Cette fameuse « flûte peule » n'a pourtant rien d'extraordinaire. Ce n'est qu'une tige de mil percée de quatre trous, que les jeunes n'hésitent pas à remplacer – avantageusement, disent-ils – par un tube de métal ou de plastique ! Tout est dans le « style » : joué en oblique, avec une embouchure sobrement aménagée, ce simple tuyau devient, entre les mains d'un musicien inspiré, une flûte « enchantée » au sens propre du terme. Car le flûtiste peul ne se contente pas de souffler ; il chante dans sa flûte et son chant invente par intermittence une deuxième voix qui, à son tour, va tirer de l'instrument des harmoniques qui en feront jaillir une troisième, voire une quatrième voix : née du silence et de la solitude, la flûte peule invente seule sa polyphonie.

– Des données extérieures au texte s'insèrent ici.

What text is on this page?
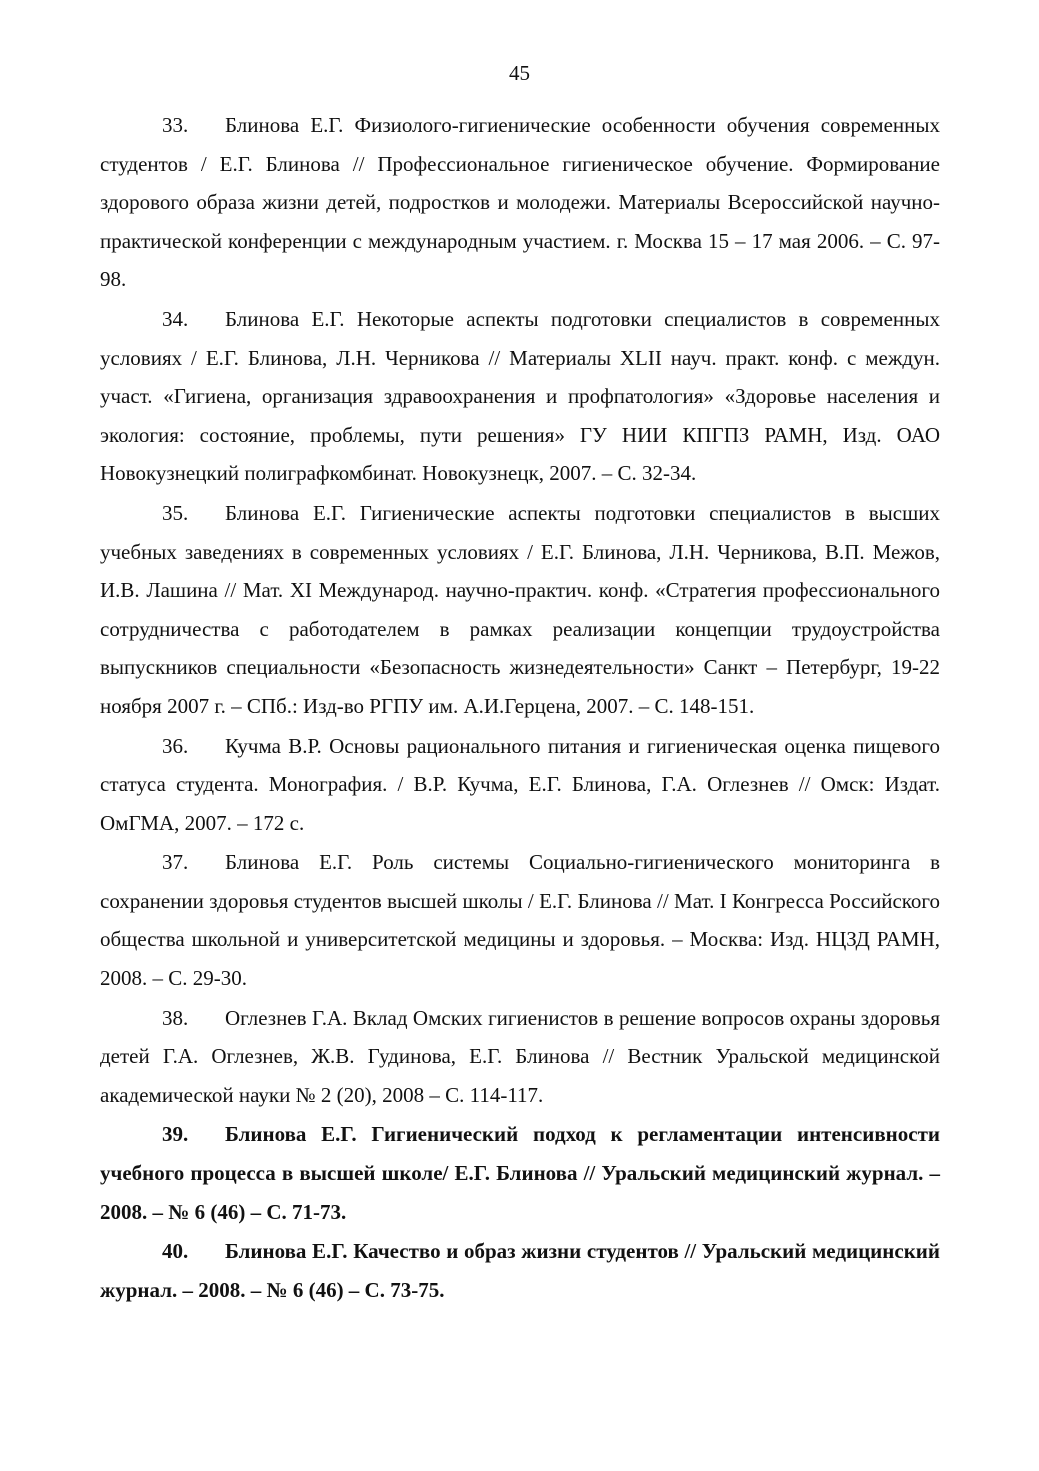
45
33. Блинова Е.Г. Физиолого-гигиенические особенности обучения современных студентов / Е.Г. Блинова // Профессиональное гигиеническое обучение. Формирование здорового образа жизни детей, подростков и молодежи. Материалы Всероссийской научно-практической конференции с международным участием. г. Москва 15 – 17 мая 2006. – С. 97-98.
34. Блинова Е.Г. Некоторые аспекты подготовки специалистов в современных условиях / Е.Г. Блинова, Л.Н. Черникова // Материалы XLII науч. практ. конф. с междун. участ. «Гигиена, организация здравоохранения и профпатология» «Здоровье населения и экология: состояние, проблемы, пути решения» ГУ НИИ КПГПЗ РАМН, Изд. ОАО Новокузнецкий полиграфкомбинат. Новокузнецк, 2007. – С. 32-34.
35. Блинова Е.Г. Гигиенические аспекты подготовки специалистов в высших учебных заведениях в современных условиях / Е.Г. Блинова, Л.Н. Черникова, В.П. Межов, И.В. Лашина // Мат. XI Международ. научно-практич. конф. «Стратегия профессионального сотрудничества с работодателем в рамках реализации концепции трудоустройства выпускников специальности «Безопасность жизнедеятельности» Санкт – Петербург, 19-22 ноября 2007 г. – СПб.: Изд-во РГПУ им. А.И.Герцена, 2007. – С. 148-151.
36. Кучма В.Р. Основы рационального питания и гигиеническая оценка пищевого статуса студента. Монография. / В.Р. Кучма, Е.Г. Блинова, Г.А. Оглезнев // Омск: Издат. ОмГМА, 2007. – 172 с.
37. Блинова Е.Г. Роль системы Социально-гигиенического мониторинга в сохранении здоровья студентов высшей школы / Е.Г. Блинова // Мат. I Конгресса Российского общества школьной и университетской медицины и здоровья. – Москва: Изд. НЦЗД РАМН, 2008. – С. 29-30.
38. Оглезнев Г.А. Вклад Омских гигиенистов в решение вопросов охраны здоровья детей Г.А. Оглезнев, Ж.В. Гудинова, Е.Г. Блинова // Вестник Уральской медицинской академической науки № 2 (20), 2008 – С. 114-117.
39. Блинова Е.Г. Гигиенический подход к регламентации интенсивности учебного процесса в высшей школе/ Е.Г. Блинова // Уральский медицинский журнал. – 2008. – № 6 (46) – С. 71-73.
40. Блинова Е.Г. Качество и образ жизни студентов // Уральский медицинский журнал. – 2008. – № 6 (46) – С. 73-75.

Cette passion jubilatoire (qui s'exprime par l'improvisation à la flûte) a mis longtemps à gagner le jazz : cet instrument n'y a guère été qu'un supplétif des anches jusqu'au moment où le génial Eric Dolphy l'adopta dans les années 1960, incité par son maître californien Buddy Colette qui fut aussi le mentor de James Newton. A son tour, ce dernier a délaissé les saxophones pour la flûte traversière européenne, métallique, dont il a su maîtriser parfaitement le répertoire classique tout en s'intéressant aux flûtes traditionnelles. On comprend son coup de foudre pour Yacouba Moumouni, rencontré lors des ateliers du festival Banlieues Bleues...

Depuis, James Newton est allé retrouver son nouvel ami chez lui, au Niger, où ils ont préparé ensemble cette création commune, commande de la cité de la musique. Au dialogue des flûtes s'ajoute celui des cordes et des percussions. La contrebasse aux accents latins du Panaméen Santi Debriano répond aux luths traditionnels komsa (deux cordes) et molo (trois cordes), à la guitare cristalline d'Abdoulaye Alhassane et à la basse électrique de Harouna Abdou. La batterie de Don Moye (qui africanisa les drums au sein de l'Art Ensemble de Chicago) épouse facilement divers tambours nigériens : le petit douma, la calebasse percutée et surtout le merveilleux kalangou, un des ces tambours d'aisselle à tension si mélodieux, qui peuvent moduler sur plus de deux octaves et font de leurs virtuoses de grands « chanteurs » dans toute la musique ouest-africaine.